TL;DR: The author proposes that instead of using the Softmax function in each head,
Softmax(x_i) = exp(x_i) / sum(exp(x_i)),
we should use instead what the author calls the Softmax_1 function,
Softmax_1(x_i) = exp(x_i) / (1 + sum(exp(x_i))),
which would make it possible for each transformer head's attention probabilities to be zero, i.e., attend to nothing, by computing x_i's with values well below zero.
Giving each transformer head the ability to ignore all tokens surely can't hurt, but it remains to be seen if it will actually improve transformer performance.
I also saw the author distinguished internal versus output softmax.

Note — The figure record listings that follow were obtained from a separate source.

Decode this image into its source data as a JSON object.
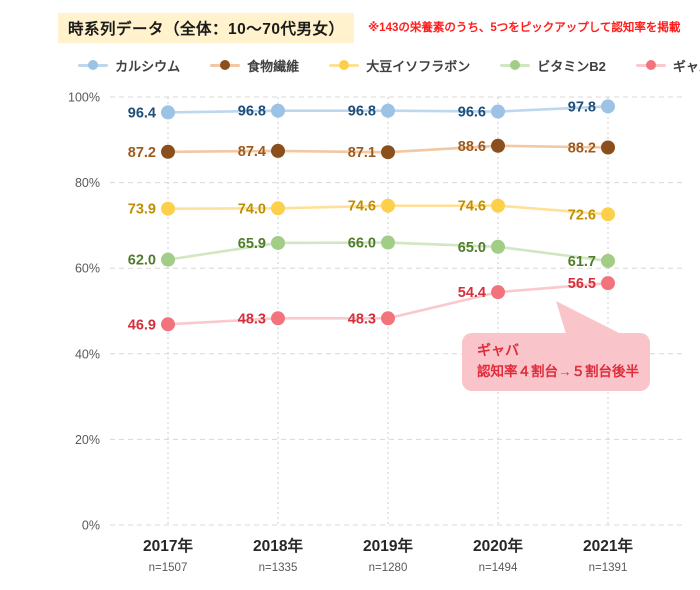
{
  "header": {
    "title": "時系列データ（全体：10～70代男女）",
    "title_bg": "#fff2cc",
    "note": "※143の栄養素のうち、5つをピックアップして認知率を掲載",
    "note_color": "#ff1e1e"
  },
  "chart_data": {
    "type": "line",
    "title": "",
    "categories": [
      "2017年",
      "2018年",
      "2019年",
      "2020年",
      "2021年"
    ],
    "sample_sizes": [
      "n=1507",
      "n=1335",
      "n=1280",
      "n=1494",
      "n=1391"
    ],
    "ylim": [
      0,
      100
    ],
    "y_ticks": [
      "100%",
      "80%",
      "60%",
      "40%",
      "20%",
      "0%"
    ],
    "y_tick_values": [
      100,
      80,
      60,
      40,
      20,
      0
    ],
    "grid": true,
    "legend_position": "top",
    "value_label_decimals": 1,
    "series": [
      {
        "id": "calcium",
        "name": "カルシウム",
        "values": [
          96.4,
          96.8,
          96.8,
          96.6,
          97.8
        ],
        "marker_color": "#9cc2e5",
        "line_color": "#bdd7ee",
        "label_color": "#1f4e79"
      },
      {
        "id": "fiber",
        "name": "食物繊維",
        "values": [
          87.2,
          87.4,
          87.1,
          88.6,
          88.2
        ],
        "marker_color": "#8a4f1d",
        "line_color": "#f2c7a3",
        "label_color": "#9d5a1d"
      },
      {
        "id": "isoflavone",
        "name": "大豆イソフラボン",
        "values": [
          73.9,
          74.0,
          74.6,
          74.6,
          72.6
        ],
        "marker_color": "#fdd04b",
        "line_color": "#ffe09b",
        "label_color": "#bf8f00"
      },
      {
        "id": "vitaminb2",
        "name": "ビタミンB2",
        "values": [
          62.0,
          65.9,
          66.0,
          65.0,
          61.7
        ],
        "marker_color": "#a2cd87",
        "line_color": "#d0e7c2",
        "label_color": "#507d2a"
      },
      {
        "id": "gaba",
        "name": "ギャバ",
        "values": [
          46.9,
          48.3,
          48.3,
          54.4,
          56.5
        ],
        "marker_color": "#f3737d",
        "line_color": "#f9cacd",
        "label_color": "#d52f3a"
      }
    ]
  },
  "callout": {
    "line1": "ギャバ",
    "line2": "認知率４割台→５割台後半",
    "bg": "#f9c5cb",
    "text_color": "#e02d3c"
  }
}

I think he'd apply his modification only to internal softmax and let the external force an output.
Yes, it makes sense to apply this only to the Softmax we use to compute attention. It makes no sense to apply it to the output Softmax, which must compute a probability distribution over the vocabulary.
Activation sparsity and packing sparse matrices will surely be important, so there is one kind of performance. However the other, perplexity, needs a good demonstration. It might require a big model, but even 30B you can fine tune on nowadays on a big Cloud GPU box.
Giving each transformer head the ability to ignore all tokens surely can't hurt, but it remains to be seen if it will actually improve transformer performance.